A classic Vanilla Pound Cake Recipe should be in every cook’s recipe box. This is by the far best, soft and buttery pound cake out there!
Vanilla Pound Cake should be somewhat dense, but also buttery and soft. Did you know that pound cake originally got its name because the ingredients were one pound of butter, one pound of sugar and one pound of flour, plus eggs and vanilla, of course.
Through the years it has gone through many variations, but vanilla pound cake still remains one of the best All-American desserts out there!
Buttery, rich and decadent, pound cake can be served with a little sprinkle of powdered sugar or with a fresh fruit sauce. Even caramel or fudge!
While it sounds like you will be baking (since you are looking at this recipe), you can also purchase a premade pound cake at the store to save on time and not heat up the house during the summer months.
Also try making French Toast with your leftover slices or throw on the grill for a buttery and warm treat. Mascarpone & Strawberry Stuffed French Toast is always a favorite in our house, just substitute vanilla pound cake for the brioche bread.
If you are looking for even more pound cake recipes, check these out!
- 3 cups flour
- 1 teaspoon baking powder
- 1/4 teaspoon salt
- 2 1/2 cups sugar
- 1 cup butter softened
- 1 teaspoon vanilla
- 5 large eggs
- 1 cup milk
- powdered sugar if desired
- Heat oven to 350°F. Grease and lightly flour two 9x5-inch loaf pans.
- In medium bowl, sift together flour, baking powder and salt; set aside.
- In a large bowl or the bowl of a stand mixer fitted with the paddle attachment, beat sugar and butter until light and fluffy.

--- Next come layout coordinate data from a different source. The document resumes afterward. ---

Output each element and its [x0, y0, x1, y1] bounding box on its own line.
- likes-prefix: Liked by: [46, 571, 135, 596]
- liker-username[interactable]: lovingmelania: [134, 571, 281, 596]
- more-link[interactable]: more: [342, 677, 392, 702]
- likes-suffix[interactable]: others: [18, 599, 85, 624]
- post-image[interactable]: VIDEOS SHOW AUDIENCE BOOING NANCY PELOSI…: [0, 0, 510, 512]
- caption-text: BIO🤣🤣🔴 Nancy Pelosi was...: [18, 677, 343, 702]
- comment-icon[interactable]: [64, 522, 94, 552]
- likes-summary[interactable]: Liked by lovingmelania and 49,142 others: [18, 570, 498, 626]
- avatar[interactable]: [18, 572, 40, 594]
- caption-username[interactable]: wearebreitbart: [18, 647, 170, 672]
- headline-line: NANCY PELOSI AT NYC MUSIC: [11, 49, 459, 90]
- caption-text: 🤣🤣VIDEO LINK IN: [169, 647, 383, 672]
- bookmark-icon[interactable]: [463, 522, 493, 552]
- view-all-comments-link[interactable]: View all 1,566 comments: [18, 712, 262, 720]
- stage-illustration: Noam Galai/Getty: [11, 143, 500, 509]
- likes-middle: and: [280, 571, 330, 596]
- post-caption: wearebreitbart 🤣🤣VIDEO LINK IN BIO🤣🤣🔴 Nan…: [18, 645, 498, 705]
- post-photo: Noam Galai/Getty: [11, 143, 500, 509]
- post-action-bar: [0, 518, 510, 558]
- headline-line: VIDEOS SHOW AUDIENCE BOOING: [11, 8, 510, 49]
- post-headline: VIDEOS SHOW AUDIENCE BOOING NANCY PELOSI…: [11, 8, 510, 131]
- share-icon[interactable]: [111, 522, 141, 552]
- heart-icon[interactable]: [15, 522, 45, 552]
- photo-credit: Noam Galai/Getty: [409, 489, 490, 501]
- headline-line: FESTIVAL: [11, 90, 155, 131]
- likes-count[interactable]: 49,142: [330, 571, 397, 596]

Add vanilla and eggs, beating on high speed 5 minutes.
- Add flour mixture into sugar mixture alternately with milk on low speed, beating just until smooth after each addition. Pour into pans.
- Bake 55 to 60 minutes, or until toothpick inserted in center comes out clean. Cool 20 minutes; remove from pan(s) to wire rack. Cool completely, about 2 hours. Sprinkle with powdered sugar.
You can substitute any extract flavoring you'd like, this also tastes great with almond and lemon flavoring.